On Wed, 29 Nov 2023 15:54:17 GMT, Andy Goryachev <ango...@openjdk.org> wrote:

> > I'm unconvinced that this is the way to solve the issue it describes in its 
> > doc. The problem is that each control wants to add its own css metadata to 
> > that of its parent (recursively), and that the list is immutable (or 
> > unmodifiable).
> 
> This is not the problem.

But it is according to the CSR: "the same less-than-optimal implementation is 
duplicated throughout the javafx code base which combines the parent and child 
styleable properties, using ArrayList wrapped in a 
Collections.unmodifiableList()".

> > The solution offered is a helper method for the general problem of creating 
> > a new immutable list from an existing one plus other elements (I agree with 
> > John that it's another copy of this kind of method, which would probably 
> > mean it's a good candidate for the JDK).
> 
> I would not go that far as to call it a candidate for JDK, the scope of this 
> change is limited to CssMetaData and is sufficiently different from a general 
> purpose entity.

But it's limited because it has been artificially limited. It's a special case 
of `<T> List<T> combine(List<T>, T... items)`, which is a general utility 
method. Just duplicating this method for specific `T`'s doesn't make it more 
fitting for that scope.

> > What each class brings with itself is a list of its own metadata 
> > properties. That's all it should declare. This list should automatically be 
> > added to the one of its parent, recursively, forming the final list. This 
> > part shouldn't be done by users as it's just another place to make a 
> > mistake in.
> 
> True. The only way to avoid mistake is to have this data generated by 
> reflection or pre-processing.

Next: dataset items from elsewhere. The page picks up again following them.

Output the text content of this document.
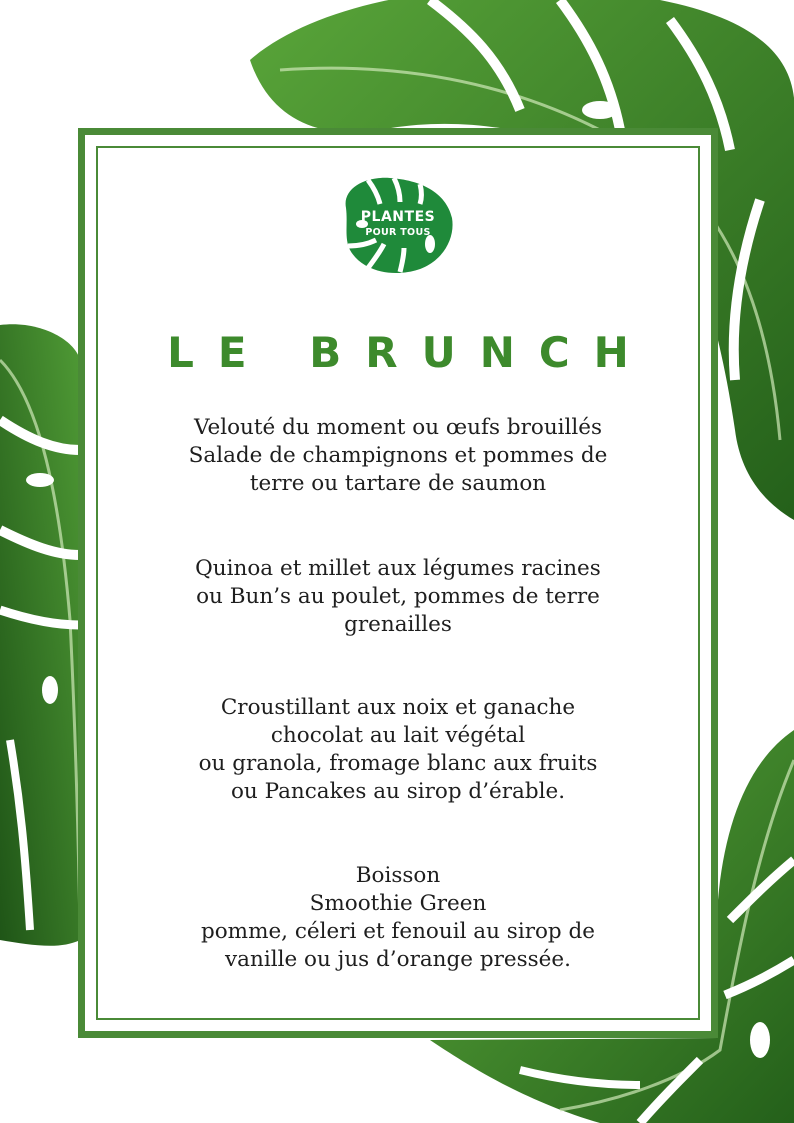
PLANTES
POUR TOUS
LE BRUNCH
Velouté du moment ou œufs brouillés
Salade de champignons et pommes de
terre ou tartare de saumon
Quinoa et millet aux légumes racines
ou Bun’s au poulet, pommes de terre
grenailles
Croustillant aux noix et ganache
chocolat au lait végétal
ou granola, fromage blanc aux fruits
ou Pancakes au sirop d’érable.
Boisson
Smoothie Green
pomme, céleri et fenouil au sirop de
vanille ou jus d’orange pressée.
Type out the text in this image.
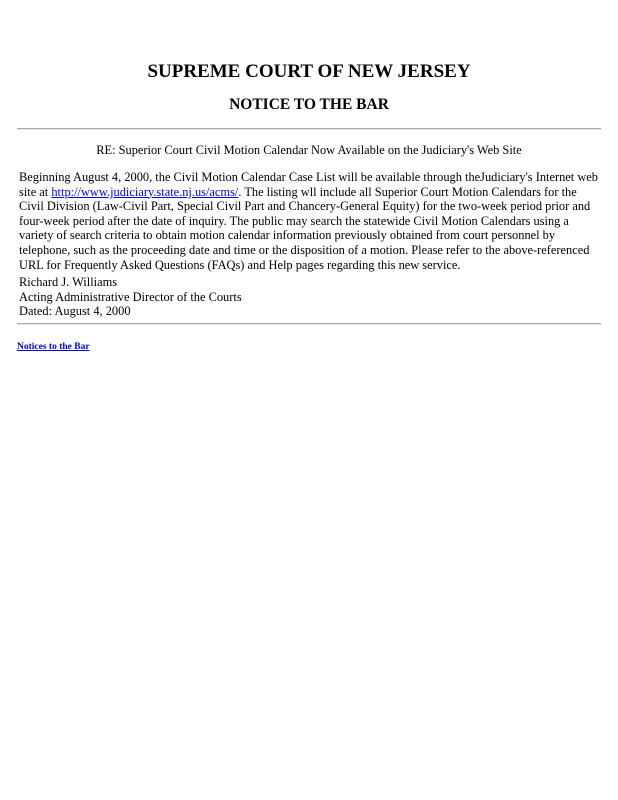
SUPREME COURT OF NEW JERSEY
NOTICE TO THE BAR

RE: Superior Court Civil Motion Calendar Now Available on the Judiciary's Web Site

Beginning August 4, 2000, the Civil Motion Calendar Case List will be available through theJudiciary's Internet web site at http://www.judiciary.state.nj.us/acms/. The listing wll include all Superior Court Motion Calendars for the Civil Division (Law-Civil Part, Special Civil Part and Chancery-General Equity) for the two-week period prior and four-week period after the date of inquiry. The public may search the statewide Civil Motion Calendars using a variety of search criteria to obtain motion calendar information previously obtained from court personnel by telephone, such as the proceeding date and time or the disposition of a motion. Please refer to the above-referenced URL for Frequently Asked Questions (FAQs) and Help pages regarding this new service.

Richard J. Williams
Acting Administrative Director of the Courts
Dated: August 4, 2000
Notices to the Bar
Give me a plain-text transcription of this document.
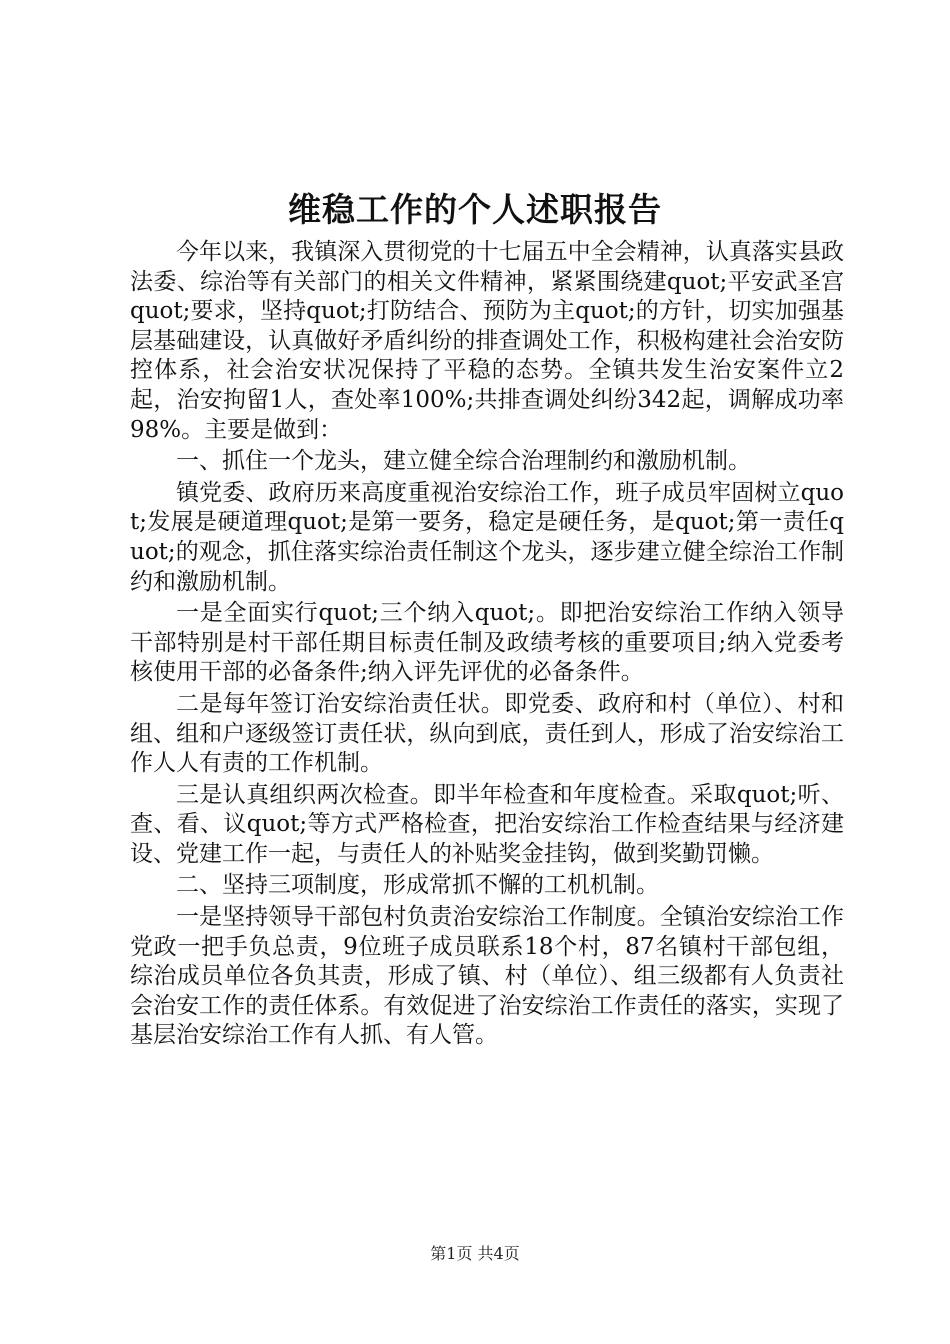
维稳工作的个人述职报告

今年以来，我镇深入贯彻党的十七届五中全会精神，认真落实县政法委、综治等有关部门的相关文件精神，紧紧围绕建quot;平安武圣宫quot;要求，坚持quot;打防结合、预防为主quot;的方针，切实加强基层基础建设，认真做好矛盾纠纷的排查调处工作，积极构建社会治安防控体系，社会治安状况保持了平稳的态势。全镇共发生治安案件立2起，治安拘留1人，查处率100%;共排查调处纠纷342起，调解成功率98%。主要是做到：

一、抓住一个龙头，建立健全综合治理制约和激励机制。

镇党委、政府历来高度重视治安综治工作，班子成员牢固树立quot;发展是硬道理quot;是第一要务，稳定是硬任务，是quot;第一责任quot;的观念，抓住落实综治责任制这个龙头，逐步建立健全综治工作制约和激励机制。

一是全面实行quot;三个纳入quot;。即把治安综治工作纳入领导干部特别是村干部任期目标责任制及政绩考核的重要项目;纳入党委考核使用干部的必备条件;纳入评先评优的必备条件。

二是每年签订治安综治责任状。即党委、政府和村（单位）、村和组、组和户逐级签订责任状，纵向到底，责任到人，形成了治安综治工作人人有责的工作机制。

三是认真组织两次检查。即半年检查和年度检查。采取quot;听、查、看、议quot;等方式严格检查，把治安综治工作检查结果与经济建设、党建工作一起，与责任人的补贴奖金挂钩，做到奖勤罚懒。

二、坚持三项制度，形成常抓不懈的工机机制。

一是坚持领导干部包村负责治安综治工作制度。全镇治安综治工作党政一把手负总责，9位班子成员联系18个村，87名镇村干部包组，综治成员单位各负其责，形成了镇、村（单位）、组三级都有人负责社会治安工作的责任体系。有效促进了治安综治工作责任的落实，实现了基层治安综治工作有人抓、有人管。

第1页 共4页
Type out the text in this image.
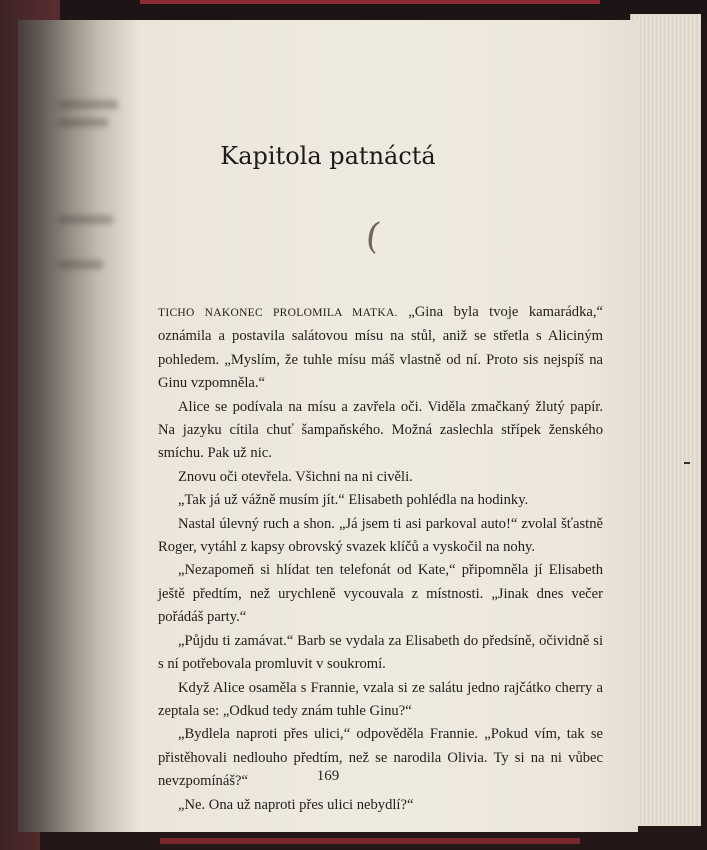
Kapitola patnáctá
(

TICHO NAKONEC PROLOMILA MATKA. „Gina byla tvoje kamarádka,“ oznámila a postavila salátovou mísu na stůl, aniž se střetla s Aliciným pohledem. „Myslím, že tuhle mísu máš vlastně od ní. Proto sis nejspíš na Ginu vzpomněla.“

Alice se podívala na mísu a zavřela oči. Viděla zmačkaný žlutý papír. Na jazyku cítila chuť šampaňského. Možná zaslechla střípek ženského smíchu. Pak už nic.

Znovu oči otevřela. Všichni na ni civěli.

„Tak já už vážně musím jít.“ Elisabeth pohlédla na hodinky.

Nastal úlevný ruch a shon. „Já jsem ti asi parkoval auto!“ zvolal šťastně Roger, vytáhl z kapsy obrovský svazek klíčů a vyskočil na nohy.

„Nezapomeň si hlídat ten telefonát od Kate,“ připomněla jí Elisabeth ještě předtím, než urychleně vycouvala z místnosti. „Jinak dnes večer pořádáš party.“

„Půjdu ti zamávat.“ Barb se vydala za Elisabeth do předsíně, očividně si s ní potřebovala promluvit v soukromí.

Když Alice osaměla s Frannie, vzala si ze salátu jedno rajčátko cherry a zeptala se: „Odkud tedy znám tuhle Ginu?“

„Bydlela naproti přes ulici,“ odpověděla Frannie. „Pokud vím, tak se přistěhovali nedlouho předtím, než se narodila Olivia. Ty si na ni vůbec nevzpomínáš?“

„Ne. Ona už naproti přes ulici nebydlí?“

169
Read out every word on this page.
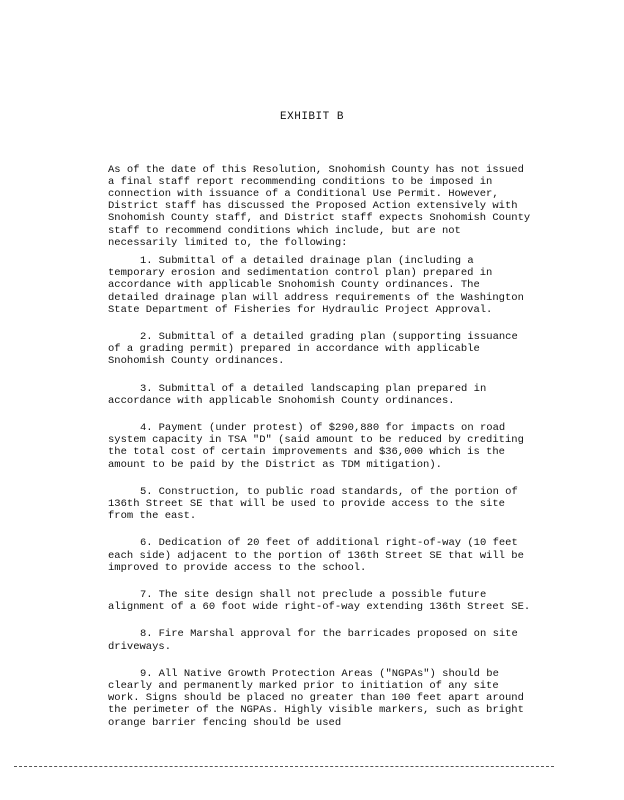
EXHIBIT B

As of the date of this Resolution, Snohomish County has not issued a final staff report recommending conditions to be imposed in connection with issuance of a Conditional Use Permit. However, District staff has discussed the Proposed Action extensively with Snohomish County staff, and District staff expects Snohomish County staff to recommend conditions which include, but are not necessarily limited to, the following:

1. Submittal of a detailed drainage plan (including a temporary erosion and sedimentation control plan) prepared in accordance with applicable Snohomish County ordinances. The detailed drainage plan will address requirements of the Washington State Department of Fisheries for Hydraulic Project Approval.

2. Submittal of a detailed grading plan (supporting issuance of a grading permit) prepared in accordance with applicable Snohomish County ordinances.

3. Submittal of a detailed landscaping plan prepared in accordance with applicable Snohomish County ordinances.

4. Payment (under protest) of $290,880 for impacts on road system capacity in TSA "D" (said amount to be reduced by crediting the total cost of certain improvements and $36,000 which is the amount to be paid by the District as TDM mitigation).

5. Construction, to public road standards, of the portion of 136th Street SE that will be used to provide access to the site from the east.

6. Dedication of 20 feet of additional right-of-way (10 feet each side) adjacent to the portion of 136th Street SE that will be improved to provide access to the school.

7. The site design shall not preclude a possible future alignment of a 60 foot wide right-of-way extending 136th Street SE.

8. Fire Marshal approval for the barricades proposed on site driveways.

9. All Native Growth Protection Areas ("NGPAs") should be clearly and permanently marked prior to initiation of any site work. Signs should be placed no greater than 100 feet apart around the perimeter of the NGPAs. Highly visible markers, such as bright orange barrier fencing should be used
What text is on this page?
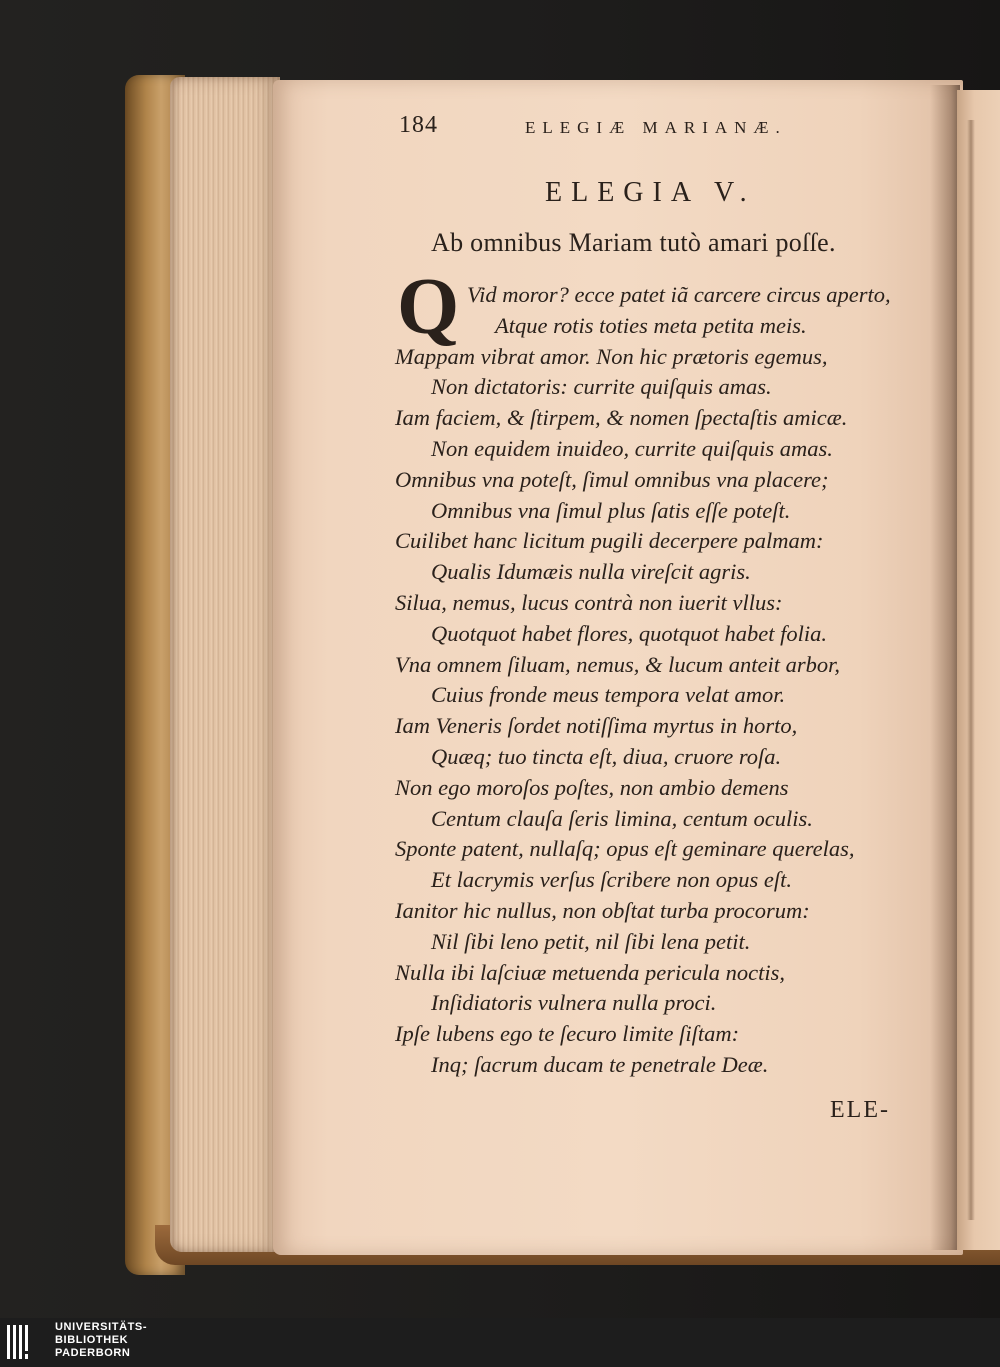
184	ELEGIÆ MARIANÆ.
ELEGIA V.
Ab omnibus Mariam tutò amari poſſe.
Q Vid moror? ecce patet iã carcere circus aperto,
Atque rotis toties meta petita meis.
Mappam vibrat amor. Non hic prætoris egemus,
Non dictatoris: currite quiſquis amas.
Iam faciem, & ſtirpem, & nomen ſpectaſtis amicæ.
Non equidem inuideo, currite quiſquis amas.
Omnibus vna poteſt, ſimul omnibus vna placere;
Omnibus vna ſimul plus ſatis eſſe poteſt.
Cuilibet hanc licitum pugili decerpere palmam:
Qualis Idumæis nulla vireſcit agris.
Silua, nemus, lucus contrà non iuerit vllus:
Quotquot habet flores, quotquot habet folia.
Vna omnem ſiluam, nemus, & lucum anteit arbor,
Cuius fronde meus tempora velat amor.
Iam Veneris ſordet notiſſima myrtus in horto,
Quæq; tuo tincta eſt, diua, cruore roſa.
Non ego moroſos poſtes, non ambio demens
Centum clauſa ſeris limina, centum oculis.
Sponte patent, nullaſq; opus eſt geminare querelas,
Et lacrymis verſus ſcribere non opus eſt.
Ianitor hic nullus, non obſtat turba procorum:
Nil ſibi leno petit, nil ſibi lena petit.
Nulla ibi laſciuæ metuenda pericula noctis,
Inſidiatoris vulnera nulla proci.
Ipſe lubens ego te ſecuro limite ſiſtam:
Inq; ſacrum ducam te penetrale Deæ.
ELE-
UNIVERSITÄTS-
BIBLIOTHEK
PADERBORN
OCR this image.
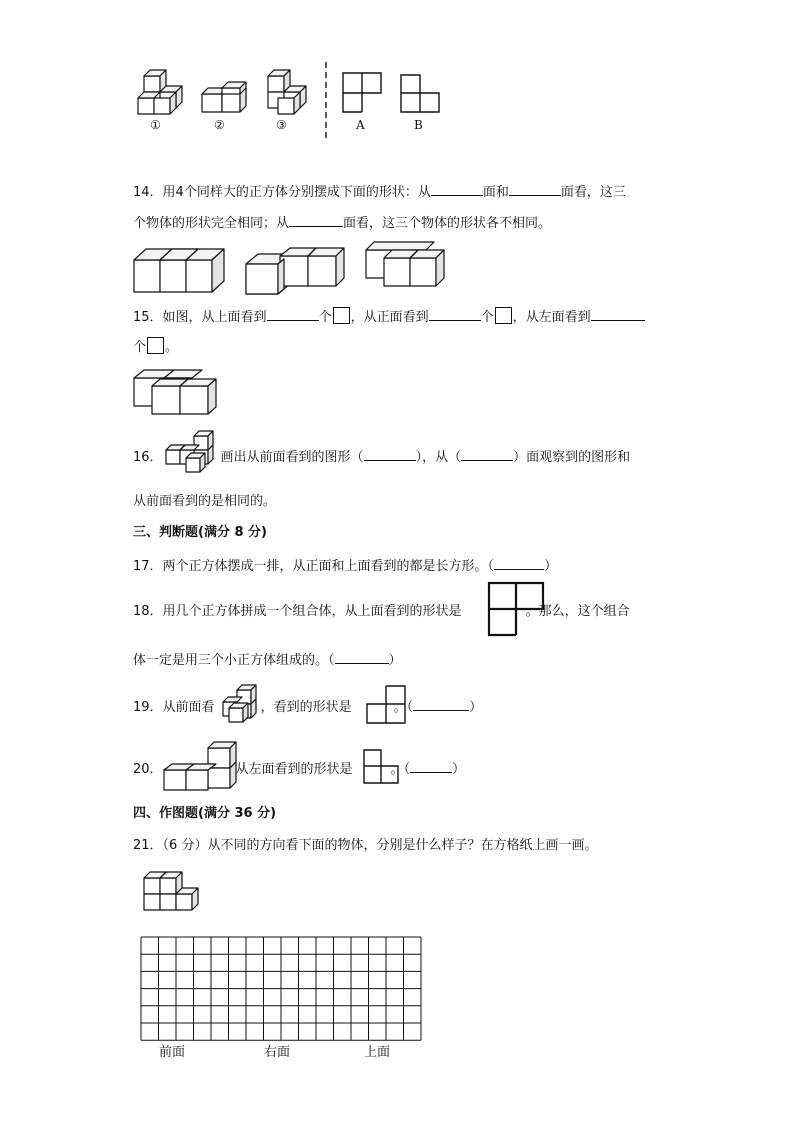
①	②	③	A	B
14．用4个同样大的正方体分别摆成下面的形状：从	面和	面看，这三
个物体的形状完全相同；从	面看，这三个物体的形状各不相同。
15．如图，从上面看到	个 ，从正面看到	个 ，从左面看到
个 。
16．	画出从前面看到的图形（	），从（	）面观察到的图形和
从前面看到的是相同的。
三、判断题(满分 8 分)
17．两个正方体摆成一排，从正面和上面看到的都是长方形。（	）
18．用几个正方体拼成一个组合体，从上面看到的形状是	。那么，这个组合
体一定是用三个小正方体组成的。（	）
19．从前面看	，看到的形状是	。（	）
20．	从左面看到的形状是	。（	）
四、作图题(满分 36 分)
21．（6 分）从不同的方向看下面的物体，分别是什么样子？在方格纸上画一画。
前面	右面	上面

Neither is a good alternative, so I am not 
> solving this particular problem. The problem I am trying to solve is to 
> provide a slightly more efficient utility method to replace repeating the 
> same code over and over.

I don't think this is the only way at all. John outlined one solution, I think 
there is at least one more that I can broadly think of that works in maybe a 
similar way to how dirty bits are implemented.